Estimado oyente, hablando francamente, lo más importante que usted puede hacer es presentar un testimonio verdadero ante su propia familia, no predicándoles siempre el evangelio, sino viviéndolo delante de ellos, y permitiéndoles ver que usted tiene una realidad en su vida. Sea usted u predicador o no, si usted es un hijo de Dios y tiene una familia, ésa es su congregación. Dios mismo le ha dado esa congregación. Noé ganó a su familia. Nadie aparte su familia creyó en su mensaje de advertencia, pero su familia creyó porque escucharon y vieron el testimonio de su vida. Recordemos hoy que Noé, como dice el texto Bíblico, "preparó el arca en que su casa se salvaría". ¡Qué gran logro fue que haya podido realizar esa obra!

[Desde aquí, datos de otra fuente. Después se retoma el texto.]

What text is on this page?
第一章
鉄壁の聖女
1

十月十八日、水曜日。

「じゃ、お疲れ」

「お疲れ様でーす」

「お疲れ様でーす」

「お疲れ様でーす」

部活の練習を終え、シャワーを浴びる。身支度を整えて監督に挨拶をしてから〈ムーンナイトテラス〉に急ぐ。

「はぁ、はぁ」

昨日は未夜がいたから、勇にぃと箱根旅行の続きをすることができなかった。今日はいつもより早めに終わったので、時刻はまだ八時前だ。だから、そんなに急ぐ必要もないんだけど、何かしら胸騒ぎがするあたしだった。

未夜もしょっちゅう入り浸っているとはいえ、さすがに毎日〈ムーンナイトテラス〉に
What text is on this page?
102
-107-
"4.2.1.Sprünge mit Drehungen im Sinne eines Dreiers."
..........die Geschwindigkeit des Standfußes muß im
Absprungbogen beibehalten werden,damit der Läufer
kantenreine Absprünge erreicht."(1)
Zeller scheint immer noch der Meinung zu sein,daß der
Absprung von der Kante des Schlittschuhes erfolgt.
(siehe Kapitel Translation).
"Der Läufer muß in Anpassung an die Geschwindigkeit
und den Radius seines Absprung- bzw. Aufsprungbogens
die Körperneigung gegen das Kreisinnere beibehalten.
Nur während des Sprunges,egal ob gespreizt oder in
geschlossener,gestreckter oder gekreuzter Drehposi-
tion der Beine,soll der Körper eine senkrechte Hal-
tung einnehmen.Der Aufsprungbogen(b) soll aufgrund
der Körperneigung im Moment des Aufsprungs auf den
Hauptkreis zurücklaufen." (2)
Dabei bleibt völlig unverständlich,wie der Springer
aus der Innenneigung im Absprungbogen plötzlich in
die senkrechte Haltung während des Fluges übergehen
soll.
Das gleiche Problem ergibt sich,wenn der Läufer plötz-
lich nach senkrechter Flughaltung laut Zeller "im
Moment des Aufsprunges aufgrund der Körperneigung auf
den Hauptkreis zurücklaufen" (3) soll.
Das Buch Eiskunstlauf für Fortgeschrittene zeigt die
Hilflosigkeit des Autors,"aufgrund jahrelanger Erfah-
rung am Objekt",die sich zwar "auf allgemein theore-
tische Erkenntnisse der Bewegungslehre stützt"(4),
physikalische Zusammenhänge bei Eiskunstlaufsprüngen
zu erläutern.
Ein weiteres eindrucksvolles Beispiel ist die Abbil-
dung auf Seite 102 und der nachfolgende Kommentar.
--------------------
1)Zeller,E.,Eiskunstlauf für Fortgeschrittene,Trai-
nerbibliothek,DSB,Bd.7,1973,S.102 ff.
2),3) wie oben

Estimado oyente, hasta ahora en nuestro estudio hemos considerado el camino de la fe (en la experiencia de Abel); el andar o vivir de la fe (en la vida de Enoc); y el testimonio de la fe (en la trayectoria de Noé) demostrado en estos tres patriarcas de la época anterior al diluvio. En nuestro próximo programa, Dios mediante, vamos a considerar al hombre que es quien representa la fe en la Biblia, y ese hombre fue Abraham. Esperamos entonces contar con su compañía en nuestro próximo recorrido por este capítulo 11 de la carta a los Hebreos.